Eğer 10 yıl sonra milli geliri 2 trilyon $'a çıkarma hedefimiz varsa, ihtiyaç duyduğumuz enerjiyi de şimdiden üretmek zorundayız. Yüzbinlerce yeni fabrikanın fişini nereye takacağımızı, katlanan kişisel gelirin gereği tüketeceğimiz enerjiyi bugünden tanımlamalıyız. Fosilden yenilenebilire, alternatifinden nükleerine de her çeşidi masadadır ve Türkiye'nin enerji bağımlılığı diye bir derdi vardır.
Ekonomi ve Dış Politika Araştırmalar Merkezi (EDAM) bu alanda gayret gösteren STK'larımızdan biri. EDAM üyesi bağımsız bilim insanları Türkiye'nin önündeki nükleer enerji seçeneğinin artı ve eksilerini önceki gece bir grup meslektaşımla paylaştılar.
Raporu EDAM Başkanı Sinan Ülgen, Boğaziçi Üniversitesi'nden Doç. Dr. Gürkan Kumbaroğlu, İstanbul Aydın Üniversitesi'nden Prof. Dr. Hasan Saygın, Sabancı Üniversitesi'nden Doç. Dr. İzak Atiyas ve Deniz Sanin ile EDAM uzmanlarından Aaron Stein ortaklaşa hazırlamış. Özetle diyor ki: "Nükleer, enerji arzı açığının çözümü olabilir ama risklerin giderilmesi için ilave adımlar atılmalı."

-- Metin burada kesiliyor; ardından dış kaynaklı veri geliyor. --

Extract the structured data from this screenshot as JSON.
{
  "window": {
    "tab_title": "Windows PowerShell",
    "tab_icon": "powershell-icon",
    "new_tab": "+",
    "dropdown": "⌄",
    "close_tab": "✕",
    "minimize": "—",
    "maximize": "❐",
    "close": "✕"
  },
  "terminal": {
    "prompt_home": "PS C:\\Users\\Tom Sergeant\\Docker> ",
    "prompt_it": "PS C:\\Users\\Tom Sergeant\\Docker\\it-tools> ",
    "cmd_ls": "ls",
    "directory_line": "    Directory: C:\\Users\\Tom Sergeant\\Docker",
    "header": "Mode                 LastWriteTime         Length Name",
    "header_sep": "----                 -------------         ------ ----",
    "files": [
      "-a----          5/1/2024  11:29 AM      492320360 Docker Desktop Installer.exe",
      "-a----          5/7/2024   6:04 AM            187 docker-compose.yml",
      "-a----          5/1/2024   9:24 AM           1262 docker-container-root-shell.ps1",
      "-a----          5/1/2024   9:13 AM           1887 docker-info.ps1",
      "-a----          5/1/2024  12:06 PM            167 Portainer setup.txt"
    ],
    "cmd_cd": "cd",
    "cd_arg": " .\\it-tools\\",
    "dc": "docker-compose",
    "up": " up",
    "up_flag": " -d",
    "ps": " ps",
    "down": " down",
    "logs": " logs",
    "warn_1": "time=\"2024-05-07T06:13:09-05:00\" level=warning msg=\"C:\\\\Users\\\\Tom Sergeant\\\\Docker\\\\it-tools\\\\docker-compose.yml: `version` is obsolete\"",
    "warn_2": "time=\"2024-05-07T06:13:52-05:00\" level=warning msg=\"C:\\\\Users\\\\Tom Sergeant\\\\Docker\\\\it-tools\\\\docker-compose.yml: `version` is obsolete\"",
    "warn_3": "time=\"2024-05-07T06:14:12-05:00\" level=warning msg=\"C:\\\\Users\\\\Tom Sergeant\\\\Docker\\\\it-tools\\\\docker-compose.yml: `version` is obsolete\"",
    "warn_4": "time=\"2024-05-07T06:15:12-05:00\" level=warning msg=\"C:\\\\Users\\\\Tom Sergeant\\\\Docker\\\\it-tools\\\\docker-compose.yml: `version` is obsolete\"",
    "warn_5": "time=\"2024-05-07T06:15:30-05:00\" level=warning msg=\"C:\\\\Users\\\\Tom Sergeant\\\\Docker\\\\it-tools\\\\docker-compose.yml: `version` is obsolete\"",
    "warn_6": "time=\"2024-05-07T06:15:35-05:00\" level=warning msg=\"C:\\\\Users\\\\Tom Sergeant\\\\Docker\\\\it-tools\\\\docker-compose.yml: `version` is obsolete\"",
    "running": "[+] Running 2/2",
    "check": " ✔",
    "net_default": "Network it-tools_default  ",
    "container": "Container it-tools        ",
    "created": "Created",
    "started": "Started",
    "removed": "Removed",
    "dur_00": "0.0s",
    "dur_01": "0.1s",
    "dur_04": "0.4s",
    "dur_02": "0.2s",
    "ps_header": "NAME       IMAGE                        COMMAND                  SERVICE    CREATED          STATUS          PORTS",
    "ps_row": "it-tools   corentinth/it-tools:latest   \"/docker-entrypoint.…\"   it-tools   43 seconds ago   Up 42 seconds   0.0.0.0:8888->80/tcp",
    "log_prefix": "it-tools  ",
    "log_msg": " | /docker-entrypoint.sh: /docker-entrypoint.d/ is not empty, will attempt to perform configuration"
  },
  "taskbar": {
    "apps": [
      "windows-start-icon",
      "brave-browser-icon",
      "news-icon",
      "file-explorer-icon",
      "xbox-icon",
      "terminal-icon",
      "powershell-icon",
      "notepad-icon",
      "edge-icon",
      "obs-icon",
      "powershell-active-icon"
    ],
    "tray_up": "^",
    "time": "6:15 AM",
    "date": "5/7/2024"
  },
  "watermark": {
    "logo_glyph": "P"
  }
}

Peki, nedir bu ilave adımlar? Nükleer enerjiye geçince, sera bazı emisyonları düşer, daha ucuz kaynak sahibi oluruz. Fakat nükleer enerjiye geçişin risklerini azaltacak hukuki ve kurumsal yapının henüz oluşturulmamış olması, hâlâ bir sorundur.
Kaldı ki ülkenin uranyum zenginleştirmesi veya nükleer atık konusunda stratejisi belli değil. Çernobil ile bizi de vuran patlama, Fukuşima faciasıyla dünyanın nükleere karşı değişen algısı, kamuoyunu da bilgilendirme ve ikna edilmesi zorunluluğunu ortaya çıkardı.
Nükleere eveti-hayırı çoktan geride bıraktık tercihimizi Akkuyu'laştırdık. Ancak güvenlikten ve bağımsız denetim yapılarından da asla taviz verilemez.